La cave a connu une grande activité ces derniers jours. Les vignes ont porté à terme leurs fruits et nous avons récolté de beaux raisins, sains et mûrs. La quantité récoltée était à la hauteur de mes attentes.

© Claude Hubert Textimages

Le pressurage a été un peu ardu parce que les raisins étaient très pulpeux et les peaux parfois épaisses. C’est le résultat des épisodes « caniculaires » de l’été. La conséquence ? Un peu moins de jus qu’escompté.

© Claude Hubert Textimages

Mais ce bémol est vite balayé par des fermentations qui s’enclenchent vite et qui avancent bien.
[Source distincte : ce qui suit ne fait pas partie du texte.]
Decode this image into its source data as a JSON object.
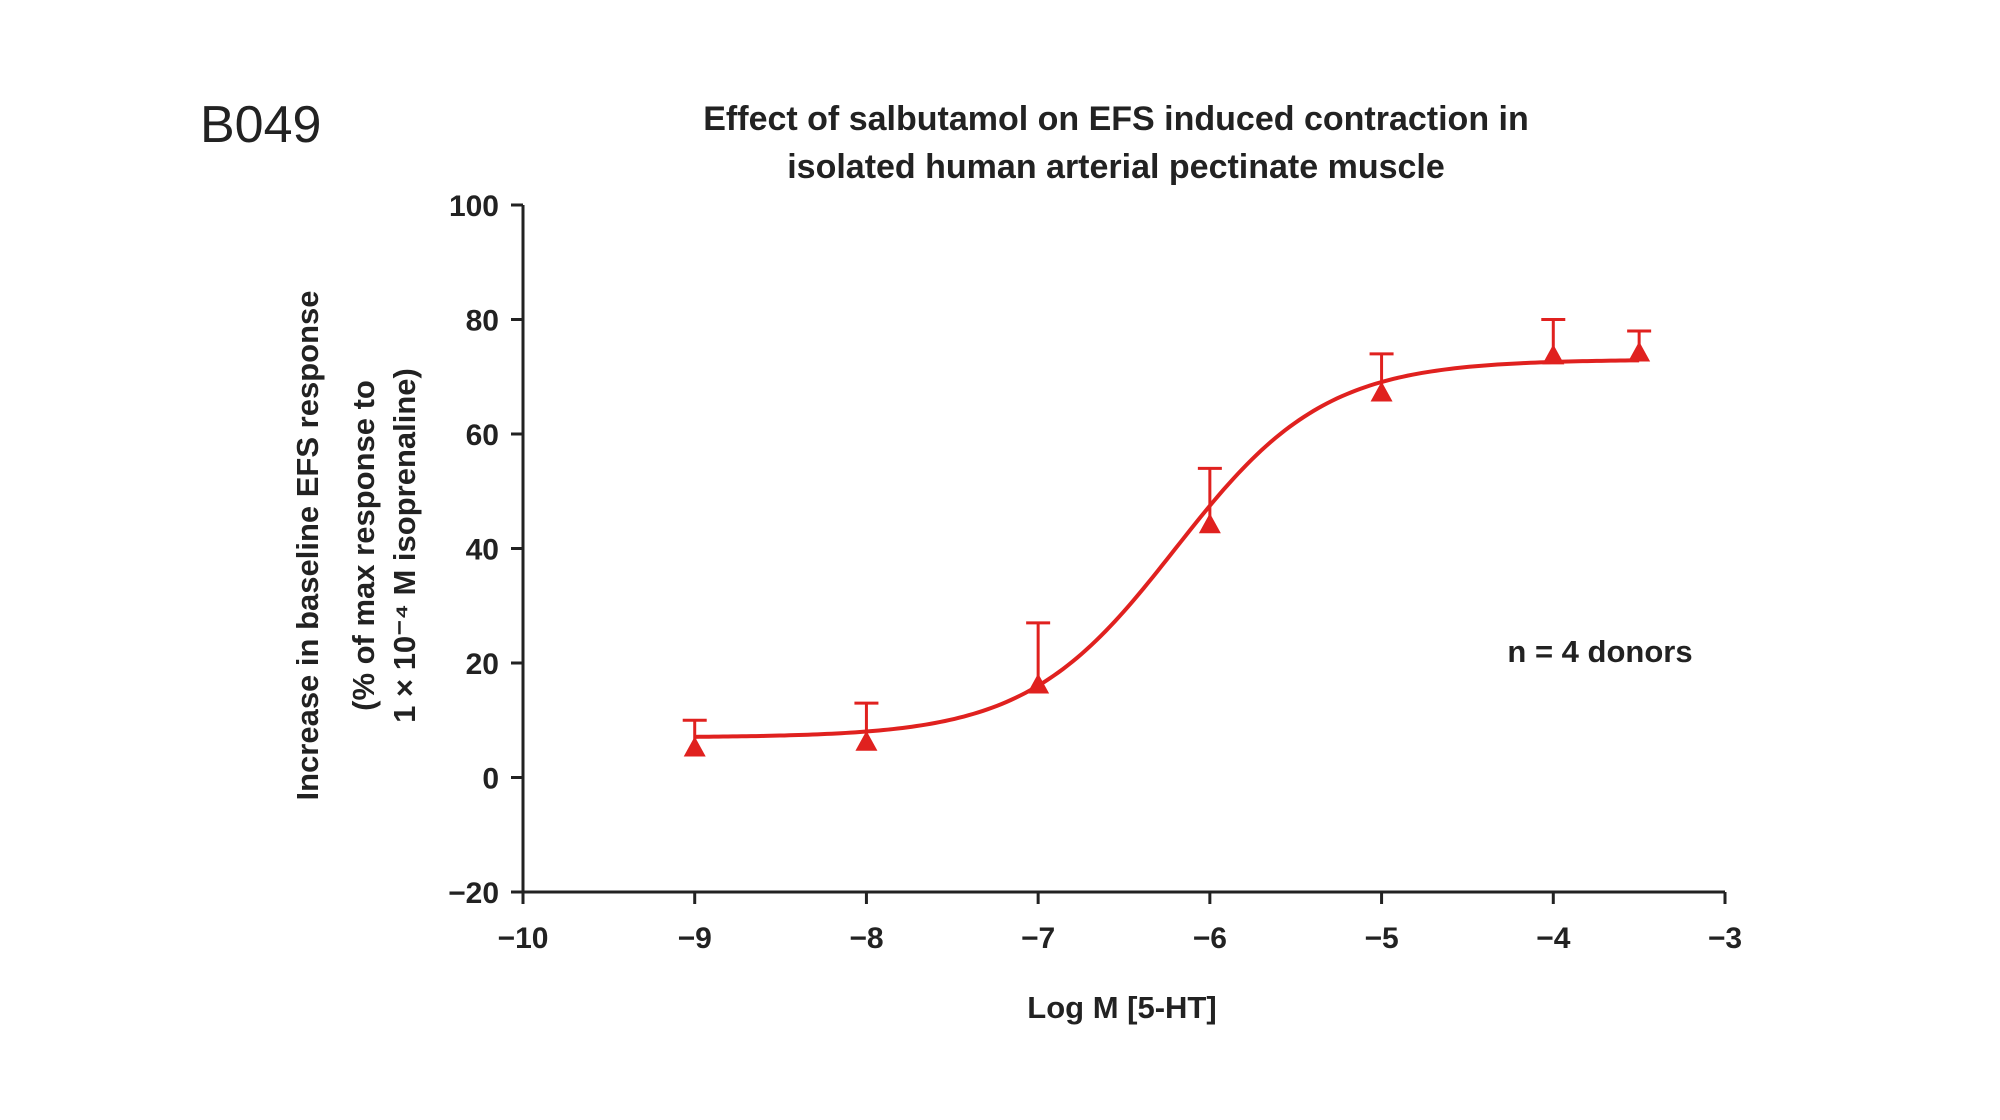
{
  "panel_label": "B049",
  "chart_data": {
    "type": "line",
    "title_lines": [
      "Effect of salbutamol on EFS induced contraction in",
      "isolated human arterial pectinate muscle"
    ],
    "xlabel": "Log M [5-HT]",
    "ylabel_lines": [
      "Increase in baseline EFS response",
      "(% of max response to",
      "1 × 10⁻⁴ M isoprenaline)"
    ],
    "xlim": [
      -10,
      -3
    ],
    "ylim": [
      -20,
      100
    ],
    "x_ticks": [
      -10,
      -9,
      -8,
      -7,
      -6,
      -5,
      -4,
      -3
    ],
    "x_tick_labels": [
      "−10",
      "−9",
      "−8",
      "−7",
      "−6",
      "−5",
      "−4",
      "−3"
    ],
    "y_ticks": [
      -20,
      0,
      20,
      40,
      60,
      80,
      100
    ],
    "y_tick_labels": [
      "−20",
      "0",
      "20",
      "40",
      "60",
      "80",
      "100"
    ],
    "annotation": "n = 4 donors",
    "series": [
      {
        "name": "salbutamol",
        "color": "#e0211f",
        "marker": "triangle-up",
        "x": [
          -9,
          -8,
          -7,
          -6,
          -5,
          -4,
          -3.5
        ],
        "y": [
          5,
          6,
          16,
          44,
          67,
          73.5,
          74
        ],
        "error_upper": [
          5,
          7,
          11,
          10,
          7,
          6.5,
          4
        ]
      }
    ],
    "fit": {
      "type": "sigmoid",
      "bottom": 7,
      "top": 73,
      "log_ec50": -6.2,
      "hill_slope": 1.0
    }
  }
}
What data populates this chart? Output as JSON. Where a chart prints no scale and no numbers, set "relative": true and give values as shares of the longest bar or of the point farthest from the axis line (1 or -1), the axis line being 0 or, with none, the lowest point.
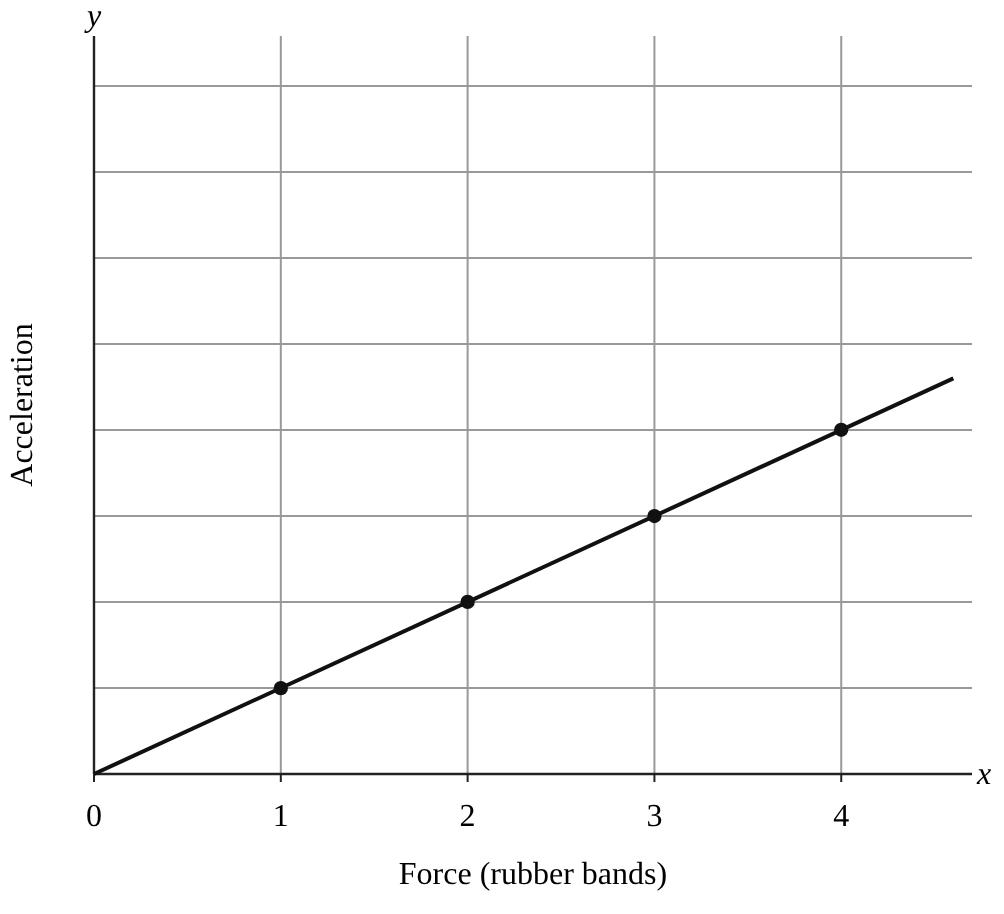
{
  "chart_data": {
    "type": "line",
    "relative": true,
    "xlabel": "Force (rubber bands)",
    "ylabel": "Acceleration",
    "annotations": [
      "x",
      "y"
    ],
    "xlim": [
      0,
      4.7
    ],
    "xticks": [
      0,
      1,
      2,
      3,
      4
    ],
    "grid": true,
    "series": [
      {
        "x": [
          0,
          4.6
        ],
        "values": [
          0,
          1
        ],
        "color": "#111111",
        "marker": "none",
        "line_style": "solid"
      },
      {
        "type": "scatter",
        "x": [
          1,
          2,
          3,
          4
        ],
        "values": [
          0.217,
          0.435,
          0.652,
          0.87
        ],
        "color": "#111111",
        "marker": "circle"
      }
    ]
  }
}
C’est l’assurance d’un vin net et sans défaut.

Tout n’est pas joué.

Il faut bientôt décuver les rouges. En effet, les grappes de raisin rouge sont mises en cuve pour macérer et fermenter « en grappes entières ». C’est lors de cette étape que la couleur des pellicules marque le jus et que certains composés (tanins par exemple) passent en solution dans le futur vin. A l’issue de la macération le jus est tiré et les grappes sont pressées pour en extraire les jus encore emprisonnés.

Puis il s’agira de laisser du temps au vin afin qu’il s’arrondisse, qu’il s’assouplisse.

Mais nous avons la promesse d’un beau millésime.